Saltford's interpretation concerning the expansion of the Papuan territory into three provinces is bias. In fact, the Law on Territorial Extension is currently under review by the Constitutional Court.

Even if such a law (to split the territory into three) is finally adopted in full, its implementation aims merely to promote effective and efficient development in the region. In terms of territorial size, Papua is almost as large as Papua New Guinea (around 460,000 square kilometers), which currently has 27 administrative provinces.

Thus, for a territory such as Papua, which is in fact far larger than England (around 243,000 square kilometers), it is groundless to be allergic to any idea of administrative extension. Many Papuans even believe that Papua could ideally be administered by the establishment of six, instead of three, distinct administrative provinces for promoting more equity in the progress of development.

It seems that the issue of "one man, one vote" is central. Yet, the New York agreement does not mention any such method. Neither UN General Assembly Resolutions 1514 and 1541 contain explicit provisions concerning methods required to implement self-determination.

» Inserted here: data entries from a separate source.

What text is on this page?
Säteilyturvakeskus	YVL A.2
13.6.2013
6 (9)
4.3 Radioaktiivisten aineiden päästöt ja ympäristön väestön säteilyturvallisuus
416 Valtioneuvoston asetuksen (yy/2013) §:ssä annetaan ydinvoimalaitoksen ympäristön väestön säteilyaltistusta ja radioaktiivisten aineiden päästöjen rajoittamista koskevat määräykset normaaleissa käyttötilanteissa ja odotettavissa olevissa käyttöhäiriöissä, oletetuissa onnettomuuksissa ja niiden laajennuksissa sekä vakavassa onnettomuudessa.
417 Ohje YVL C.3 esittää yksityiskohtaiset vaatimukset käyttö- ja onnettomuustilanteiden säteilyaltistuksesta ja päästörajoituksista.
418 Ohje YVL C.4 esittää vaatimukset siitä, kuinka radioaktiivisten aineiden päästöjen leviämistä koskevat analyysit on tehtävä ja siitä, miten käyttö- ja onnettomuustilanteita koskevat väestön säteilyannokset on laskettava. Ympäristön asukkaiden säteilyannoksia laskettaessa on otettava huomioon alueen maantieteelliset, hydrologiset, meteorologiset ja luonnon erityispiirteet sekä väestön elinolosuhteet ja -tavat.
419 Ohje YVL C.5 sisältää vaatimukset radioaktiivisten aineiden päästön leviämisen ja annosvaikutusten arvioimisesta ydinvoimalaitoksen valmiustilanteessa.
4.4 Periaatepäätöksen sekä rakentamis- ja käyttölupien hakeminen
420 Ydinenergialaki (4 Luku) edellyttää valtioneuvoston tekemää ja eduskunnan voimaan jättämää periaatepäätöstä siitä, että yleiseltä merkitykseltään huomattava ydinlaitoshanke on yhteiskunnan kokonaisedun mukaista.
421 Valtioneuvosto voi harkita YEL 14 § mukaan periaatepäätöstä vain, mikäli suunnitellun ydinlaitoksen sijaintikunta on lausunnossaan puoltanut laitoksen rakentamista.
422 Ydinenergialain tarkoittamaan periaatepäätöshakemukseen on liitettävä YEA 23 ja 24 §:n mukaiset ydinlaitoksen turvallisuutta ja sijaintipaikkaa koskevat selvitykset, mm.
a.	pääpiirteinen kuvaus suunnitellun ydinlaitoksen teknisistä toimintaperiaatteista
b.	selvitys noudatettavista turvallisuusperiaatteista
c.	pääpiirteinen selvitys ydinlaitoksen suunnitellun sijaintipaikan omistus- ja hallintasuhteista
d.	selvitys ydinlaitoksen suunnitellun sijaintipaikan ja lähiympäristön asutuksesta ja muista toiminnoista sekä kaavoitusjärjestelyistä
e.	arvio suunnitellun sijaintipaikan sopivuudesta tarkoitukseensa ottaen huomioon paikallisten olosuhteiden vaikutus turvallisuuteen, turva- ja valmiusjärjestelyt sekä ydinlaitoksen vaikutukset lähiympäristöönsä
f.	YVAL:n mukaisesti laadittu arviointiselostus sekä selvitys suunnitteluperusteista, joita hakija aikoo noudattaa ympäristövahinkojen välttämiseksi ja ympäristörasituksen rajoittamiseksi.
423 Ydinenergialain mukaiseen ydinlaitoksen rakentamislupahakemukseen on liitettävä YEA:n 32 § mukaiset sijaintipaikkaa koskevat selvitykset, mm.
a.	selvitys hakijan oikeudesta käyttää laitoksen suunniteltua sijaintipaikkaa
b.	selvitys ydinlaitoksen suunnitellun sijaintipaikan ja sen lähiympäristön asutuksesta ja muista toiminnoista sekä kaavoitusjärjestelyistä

Moreover, paragraph 6 of resolution 1514 states that any attempt aimed at the partial or total disruption of the national unity and the territorial integrity of a country is incompatible with the purposes and principles of the Charter of the United Nations.

As evidence, after the adoption of resolutions 1514 and 1541 more than 50 new states in Asia and Africa gained their political independence without resorting to the "one man, one vote" method.

Furthermore, the claim that Papua was listed in the United Nations as non-self governing territory is quite misleading. It is true that the Dutch in 1946 put Papua on the non-self governing territory list, but this was only part of the colonial strategy to deny the restoration by Indonesia of the full extent of its legitimate territories based on the principle of usi possidentis.

Basically, this Dutch strategy went unchallenged in the UN because Indonesia was not yet a member state of the world body in 1946. And, for this reason, the government of Indonesia since its admission as a UN member state in 1950 strongly rejected the falsely constructed status of Papua as a non-self governing territory.

It is very important to look at the issue of Papua from a comprehensive historical perspective. Since 1945, the definition of Indonesia has emphasized the completeness of the national territory that should comprise all the territories of the NEI, including Papua.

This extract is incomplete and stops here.